We soon learn that Laffin is not a nice man (he had hard, brown eyes, that glared without winking, vulture-like in their dispassionate intensity), who rules his ward (much later, the reader finds he had forced the much younger Betty to marry him!) with a rod of iron. In London, we meet Clive the ninth Lord Lowbridge, the impecunious aristocrat, whose classics features were those that the old Greek sculptors gave to the heroes of mythology, he had the clear eyes and the frame of a trained athlete; Laffin had been his family's physician in Bath and Clive's tutor. Clive and Betty are, at the very least, on affectionate terms. There is a quick scenery change to the Pawter Intensive Publicity Services (familiarly called Pips), run by a Mr. Pawter, no less. Employed as an assistant is a young man who is to emerge as the undoubted hero of the story - Bill Holbrook (twenty-three and pleasantly featured, except for a nose that was slightly bent. He played football, and once a great international had used his features as a jumping-off place - was the latter Argentinian?!), first cousin to Pawter and ex-newspaper reporter. Pips wants a story about Betty, who it transpires in in the acting profession. 

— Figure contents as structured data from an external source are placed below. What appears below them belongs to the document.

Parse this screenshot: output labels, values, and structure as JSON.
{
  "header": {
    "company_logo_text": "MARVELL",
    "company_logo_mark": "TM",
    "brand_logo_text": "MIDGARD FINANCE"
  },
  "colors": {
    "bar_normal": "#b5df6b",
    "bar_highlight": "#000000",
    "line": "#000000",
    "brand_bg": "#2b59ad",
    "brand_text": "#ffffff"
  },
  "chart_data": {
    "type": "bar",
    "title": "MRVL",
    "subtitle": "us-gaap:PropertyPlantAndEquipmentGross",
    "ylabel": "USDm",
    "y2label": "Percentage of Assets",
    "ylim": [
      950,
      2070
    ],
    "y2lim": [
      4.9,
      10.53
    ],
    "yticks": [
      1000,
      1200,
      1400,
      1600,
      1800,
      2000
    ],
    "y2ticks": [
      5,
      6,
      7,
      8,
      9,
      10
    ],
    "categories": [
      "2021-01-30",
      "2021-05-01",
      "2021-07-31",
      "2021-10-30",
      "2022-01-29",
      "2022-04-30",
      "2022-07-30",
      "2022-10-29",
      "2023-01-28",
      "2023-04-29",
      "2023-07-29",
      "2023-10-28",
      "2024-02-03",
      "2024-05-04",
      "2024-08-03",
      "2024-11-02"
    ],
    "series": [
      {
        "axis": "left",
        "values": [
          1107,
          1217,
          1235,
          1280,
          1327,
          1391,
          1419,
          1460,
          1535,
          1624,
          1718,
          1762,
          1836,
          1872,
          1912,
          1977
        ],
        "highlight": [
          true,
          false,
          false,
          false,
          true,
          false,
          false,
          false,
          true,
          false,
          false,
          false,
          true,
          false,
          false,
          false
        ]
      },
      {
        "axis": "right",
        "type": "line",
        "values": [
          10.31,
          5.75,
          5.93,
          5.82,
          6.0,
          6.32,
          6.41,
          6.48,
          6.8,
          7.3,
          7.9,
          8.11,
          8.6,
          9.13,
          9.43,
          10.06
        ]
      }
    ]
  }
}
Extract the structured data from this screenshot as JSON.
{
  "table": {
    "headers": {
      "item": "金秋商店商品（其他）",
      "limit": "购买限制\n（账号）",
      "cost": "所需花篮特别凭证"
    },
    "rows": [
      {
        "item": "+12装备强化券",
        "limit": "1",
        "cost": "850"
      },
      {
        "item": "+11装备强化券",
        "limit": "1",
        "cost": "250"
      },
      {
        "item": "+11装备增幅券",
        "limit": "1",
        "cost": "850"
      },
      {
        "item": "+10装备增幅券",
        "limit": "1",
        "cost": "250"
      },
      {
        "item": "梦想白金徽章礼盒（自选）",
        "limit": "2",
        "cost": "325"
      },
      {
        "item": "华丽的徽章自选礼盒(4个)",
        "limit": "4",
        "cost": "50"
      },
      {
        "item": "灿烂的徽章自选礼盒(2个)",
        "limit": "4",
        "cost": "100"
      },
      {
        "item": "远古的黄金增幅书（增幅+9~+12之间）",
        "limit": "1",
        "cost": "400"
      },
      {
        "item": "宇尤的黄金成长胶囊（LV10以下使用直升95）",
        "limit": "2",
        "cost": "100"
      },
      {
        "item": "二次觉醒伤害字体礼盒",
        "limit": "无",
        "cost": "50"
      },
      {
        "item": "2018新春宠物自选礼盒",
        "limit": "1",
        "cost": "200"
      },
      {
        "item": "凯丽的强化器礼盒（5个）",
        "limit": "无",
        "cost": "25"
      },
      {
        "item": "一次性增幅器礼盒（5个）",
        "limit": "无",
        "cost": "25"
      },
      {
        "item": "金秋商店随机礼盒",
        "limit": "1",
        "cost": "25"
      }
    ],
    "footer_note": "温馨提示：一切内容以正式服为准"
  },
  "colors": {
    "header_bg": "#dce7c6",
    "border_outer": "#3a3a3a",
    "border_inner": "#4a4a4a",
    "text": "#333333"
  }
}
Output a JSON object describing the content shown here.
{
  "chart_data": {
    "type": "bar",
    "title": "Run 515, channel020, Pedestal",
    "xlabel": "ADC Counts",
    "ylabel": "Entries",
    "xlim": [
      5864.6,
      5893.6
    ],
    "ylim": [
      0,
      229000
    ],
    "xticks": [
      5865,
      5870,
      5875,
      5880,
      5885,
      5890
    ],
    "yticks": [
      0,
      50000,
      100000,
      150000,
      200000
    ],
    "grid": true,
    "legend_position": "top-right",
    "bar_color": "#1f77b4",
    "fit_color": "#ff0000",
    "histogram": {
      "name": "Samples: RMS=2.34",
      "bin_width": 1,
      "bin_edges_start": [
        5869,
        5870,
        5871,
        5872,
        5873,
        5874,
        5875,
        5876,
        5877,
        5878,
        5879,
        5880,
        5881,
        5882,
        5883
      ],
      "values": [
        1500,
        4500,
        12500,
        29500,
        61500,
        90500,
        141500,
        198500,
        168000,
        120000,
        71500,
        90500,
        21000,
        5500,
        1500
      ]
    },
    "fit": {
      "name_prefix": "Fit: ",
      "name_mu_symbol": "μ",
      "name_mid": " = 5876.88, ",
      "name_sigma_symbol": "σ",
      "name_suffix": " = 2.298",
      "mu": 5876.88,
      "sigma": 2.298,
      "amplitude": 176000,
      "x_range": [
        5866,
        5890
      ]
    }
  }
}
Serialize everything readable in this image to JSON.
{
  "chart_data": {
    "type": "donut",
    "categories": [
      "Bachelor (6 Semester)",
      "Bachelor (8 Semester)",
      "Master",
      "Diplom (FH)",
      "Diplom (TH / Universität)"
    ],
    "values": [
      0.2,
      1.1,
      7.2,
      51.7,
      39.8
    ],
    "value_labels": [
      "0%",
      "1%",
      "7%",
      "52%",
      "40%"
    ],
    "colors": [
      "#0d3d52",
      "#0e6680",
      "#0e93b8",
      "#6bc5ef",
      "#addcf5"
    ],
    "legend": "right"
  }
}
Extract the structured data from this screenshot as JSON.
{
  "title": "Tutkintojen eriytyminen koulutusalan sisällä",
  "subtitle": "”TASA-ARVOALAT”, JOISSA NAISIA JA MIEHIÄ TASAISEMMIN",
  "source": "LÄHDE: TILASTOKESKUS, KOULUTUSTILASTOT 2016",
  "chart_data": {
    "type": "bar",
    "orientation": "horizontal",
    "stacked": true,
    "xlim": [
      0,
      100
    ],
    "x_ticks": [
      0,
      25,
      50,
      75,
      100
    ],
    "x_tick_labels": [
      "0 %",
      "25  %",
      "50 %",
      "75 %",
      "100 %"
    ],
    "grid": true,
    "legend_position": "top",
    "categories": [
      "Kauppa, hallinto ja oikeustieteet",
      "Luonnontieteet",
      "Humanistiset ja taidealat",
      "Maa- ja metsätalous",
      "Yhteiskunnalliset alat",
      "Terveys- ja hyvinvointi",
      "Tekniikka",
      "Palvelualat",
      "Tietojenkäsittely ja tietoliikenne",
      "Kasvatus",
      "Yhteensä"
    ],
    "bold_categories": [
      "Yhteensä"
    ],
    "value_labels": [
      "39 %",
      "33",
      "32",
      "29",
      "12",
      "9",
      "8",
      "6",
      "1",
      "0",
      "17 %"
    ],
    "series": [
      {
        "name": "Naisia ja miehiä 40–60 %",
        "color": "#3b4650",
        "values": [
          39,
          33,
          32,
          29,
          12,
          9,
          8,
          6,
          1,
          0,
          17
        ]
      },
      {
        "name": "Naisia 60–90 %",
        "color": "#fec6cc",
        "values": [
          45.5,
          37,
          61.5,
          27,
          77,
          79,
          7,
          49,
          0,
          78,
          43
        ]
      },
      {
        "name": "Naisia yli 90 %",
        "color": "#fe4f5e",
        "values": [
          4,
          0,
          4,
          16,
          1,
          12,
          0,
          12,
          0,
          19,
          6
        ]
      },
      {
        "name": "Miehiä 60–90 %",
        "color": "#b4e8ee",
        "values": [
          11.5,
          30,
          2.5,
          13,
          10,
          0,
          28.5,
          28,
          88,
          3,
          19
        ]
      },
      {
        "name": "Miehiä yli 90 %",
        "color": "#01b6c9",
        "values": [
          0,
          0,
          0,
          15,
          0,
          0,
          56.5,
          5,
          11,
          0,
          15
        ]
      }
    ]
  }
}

In quick succession, the author pulls in the other characters who are going to drive the tale: Captain Harvey Hale, seventy-five by fifty coarse inches of muscle and bone; a red-faced, fish-eyed, heavy-jawed skipper, without either ship or ticket and desperate for a job; Benson, the taciturn man-servant to Clive Lowbridge - who we find out at the end is not who he appears to be; La Florette, the thin-lipped French dancer at the Orpheum, where Betty also worked. She turns out to be an East Ender who lives with her mother and is jealous of Betty's far superior looks. A great character, but I never really caught on to what value she brought to the story. Far more important  to the tale are The Proud Sons of Ragousa, many of whose members turn out to be a cross between Freemasons (with its lodges, Twenty-Third Degree, priors and, at the very top, the Grand Prior) and something far more sinister. (Remember the hooded figure on the moor? It will all fall into place by the end). The story-line, which inevitably was all to do with greed, is far too convoluted for a short Blog such as this, even if I did understand it all. Suffice it to say, all the above characters are increasingly part of a gripping, if nasty tale. One must add two more important participants: Inspector Bullott, usually working in the Records Department of Scotland Yard, but now drawn into tracking down a murderer and the nefarious goings-on within the Ragousa; and Toby Marsh - one of the cleverest cracksmen in London; he's only been caught once, and that was by accident. Both are to play vital parts in the rather long drawn-out denouement, which takes place on the transatlantic liner Escorial, which at one stage is being thrillingly chased by two English warships - the Sussex and the Kent -  and a American cruiser through banks of fog and too-close-for-comfort icebergs. I must admit, I had suspended my disbelief quite early on. But, all good fun and the baddies (the main one I did not twig, when they were unmasked at the end) got their just deserts and Betty not only found out her real name and that she was wealthy, but that Bill Holbrook was for her.